Times like these serve as a great reminder of the importance of investing some safe dividend stocks in your investment portfolio. High-quality dividend stocks of fundamentally strong businesses gives you the opportunity to weather volatile market conditions while mitigating your losses.
Dividend stocks with resilient business models and wide economic moats can continue paying investors their shareholder dividends during economic shocks.
It’s essential to identify high-quality Canadian dividend stocks with staying power you can rely on. Provided you invest in the right stock, you can continue generating a passive income through shareholder dividends, even if the stock is not outperforming the broader market during downturns. Today, I will discuss two such stocks you can consider adding to your portfolio.
Keyera
Keyera (TSX:KEY) is a $6.32 billion market capitalization midstream oil and gas company headquartered in Calgary. It is one of the largest among its peers in the Canadian energy sector and is responsible for transporting natural gas liquids from Western Canada. It services oil and gas producers and is not involved in the production process itself.
As of this writing, Keyera stock trades for $28.61 per share, boasting a juicy 6.71% dividend yield. Its share prices are down by just 0.24% year to date but by 19.36% from its 52-week high. The demand for its services is high.
Between 2016 and 2021, its total revenue almost doubled, helping its bottom line grow by 42% in those five years. As Keyera continues to focus on new opportunities, the strong growth trend in its financials will likely provide further growth.
Bank of Nova Scotia
Canadian bank stocks make for some of the most reliable income-generating assets, and the Bank of Nova Scotia (TSX:BNS) is a great example. Headquartered in Toronto, Scotiabank is a $77.02 billion market capitalization Canadian financial institution. It is the third-largest Canadian bank by market capitalization and deposits and a company cemented among Canada’s Big Five banks.
As of this writing, Scotiabank stock trades for $64.65 per share and has a juicy 6.37% dividend yield. Its share prices are down by 28.84% year to date and almost 70% from its 52-week high. Such an alarming decline might make you wary of investing in the Canadian bank stock. However, it could be just the opportunity you need to buy its shares at a significant discount.
The broad pullback in Canadian equity markets doesn’t change the fact that it’s a strong financial institution with plenty of liquidity and revenue streams diversified across different segments and geographically.
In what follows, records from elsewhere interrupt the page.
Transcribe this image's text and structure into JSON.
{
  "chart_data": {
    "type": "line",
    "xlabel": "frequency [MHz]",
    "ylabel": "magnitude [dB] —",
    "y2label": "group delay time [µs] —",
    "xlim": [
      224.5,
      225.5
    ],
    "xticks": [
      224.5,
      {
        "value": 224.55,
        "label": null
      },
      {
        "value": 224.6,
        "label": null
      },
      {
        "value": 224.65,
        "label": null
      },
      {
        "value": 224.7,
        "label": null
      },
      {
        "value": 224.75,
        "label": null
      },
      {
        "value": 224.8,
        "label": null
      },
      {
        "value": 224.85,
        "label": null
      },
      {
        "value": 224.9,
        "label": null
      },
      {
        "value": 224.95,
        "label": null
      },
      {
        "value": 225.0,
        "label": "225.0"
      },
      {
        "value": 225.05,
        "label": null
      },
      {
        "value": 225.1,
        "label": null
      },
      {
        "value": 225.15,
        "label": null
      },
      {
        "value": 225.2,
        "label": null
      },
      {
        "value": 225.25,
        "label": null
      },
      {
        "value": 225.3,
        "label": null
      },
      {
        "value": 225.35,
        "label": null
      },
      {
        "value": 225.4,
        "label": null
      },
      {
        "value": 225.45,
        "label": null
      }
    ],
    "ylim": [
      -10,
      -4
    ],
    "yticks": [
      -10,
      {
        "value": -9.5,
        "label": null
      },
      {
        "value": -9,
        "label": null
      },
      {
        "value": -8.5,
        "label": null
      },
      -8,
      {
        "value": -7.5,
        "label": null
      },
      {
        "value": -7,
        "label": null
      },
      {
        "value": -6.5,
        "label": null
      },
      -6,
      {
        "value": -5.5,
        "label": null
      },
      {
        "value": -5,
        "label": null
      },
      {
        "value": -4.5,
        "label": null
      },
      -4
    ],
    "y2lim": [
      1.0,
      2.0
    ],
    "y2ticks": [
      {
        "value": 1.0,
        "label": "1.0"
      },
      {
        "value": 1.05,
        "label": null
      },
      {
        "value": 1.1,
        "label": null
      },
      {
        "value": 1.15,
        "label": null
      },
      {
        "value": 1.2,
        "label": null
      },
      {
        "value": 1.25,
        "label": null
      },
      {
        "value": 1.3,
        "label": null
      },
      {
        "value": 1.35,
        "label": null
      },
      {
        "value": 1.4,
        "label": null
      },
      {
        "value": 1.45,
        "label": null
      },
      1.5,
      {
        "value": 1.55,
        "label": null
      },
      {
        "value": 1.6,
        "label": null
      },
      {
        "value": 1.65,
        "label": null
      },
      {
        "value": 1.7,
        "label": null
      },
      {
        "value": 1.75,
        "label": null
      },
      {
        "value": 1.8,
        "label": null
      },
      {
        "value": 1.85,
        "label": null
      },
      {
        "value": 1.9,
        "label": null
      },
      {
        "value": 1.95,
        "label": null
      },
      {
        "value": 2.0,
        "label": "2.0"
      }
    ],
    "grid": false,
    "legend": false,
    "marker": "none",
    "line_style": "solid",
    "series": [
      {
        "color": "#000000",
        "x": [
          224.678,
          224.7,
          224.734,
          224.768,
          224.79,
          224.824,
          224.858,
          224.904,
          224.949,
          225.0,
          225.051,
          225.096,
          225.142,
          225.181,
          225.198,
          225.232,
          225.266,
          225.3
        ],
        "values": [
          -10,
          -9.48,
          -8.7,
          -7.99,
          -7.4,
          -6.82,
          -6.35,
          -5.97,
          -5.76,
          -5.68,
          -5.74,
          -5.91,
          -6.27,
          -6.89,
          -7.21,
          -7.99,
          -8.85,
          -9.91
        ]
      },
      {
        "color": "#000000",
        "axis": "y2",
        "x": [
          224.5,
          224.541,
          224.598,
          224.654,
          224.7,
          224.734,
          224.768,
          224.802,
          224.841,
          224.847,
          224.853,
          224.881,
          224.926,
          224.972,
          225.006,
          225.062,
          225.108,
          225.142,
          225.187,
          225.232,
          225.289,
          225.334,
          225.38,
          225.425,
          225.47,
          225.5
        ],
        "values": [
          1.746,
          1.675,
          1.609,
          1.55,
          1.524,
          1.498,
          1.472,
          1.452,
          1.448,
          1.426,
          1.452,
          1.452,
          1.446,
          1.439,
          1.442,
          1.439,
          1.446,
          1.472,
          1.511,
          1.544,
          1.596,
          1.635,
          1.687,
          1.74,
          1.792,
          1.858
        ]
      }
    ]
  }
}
The second quarter of this fiscal year saw it register a 12% year-over-year growth in its net interest income from domestic banking operations. The ongoing global economic concerns might impact its short-term revenues, but its robust balance sheet and diversified revenue streams make it a safe buy-and-hold dividend stock.
Foolish takeaway
Dividend investing is an excellent way to grow your wealth in the long run. Buying and holding the stock of top-notch, dividend-paying companies can let you grow your wealth through shareholder dividends. Reinvesting the dividend payouts to buy more shares of the stock can help you accelerate your wealth growth by unlocking the potential of compounding.
If you want to play the long game and buy stock that can continue paying you your shareholder dividends during all market conditions, even volatile markets, Keyera stock and Scotiabank stock can be terrific additions to your portfolio.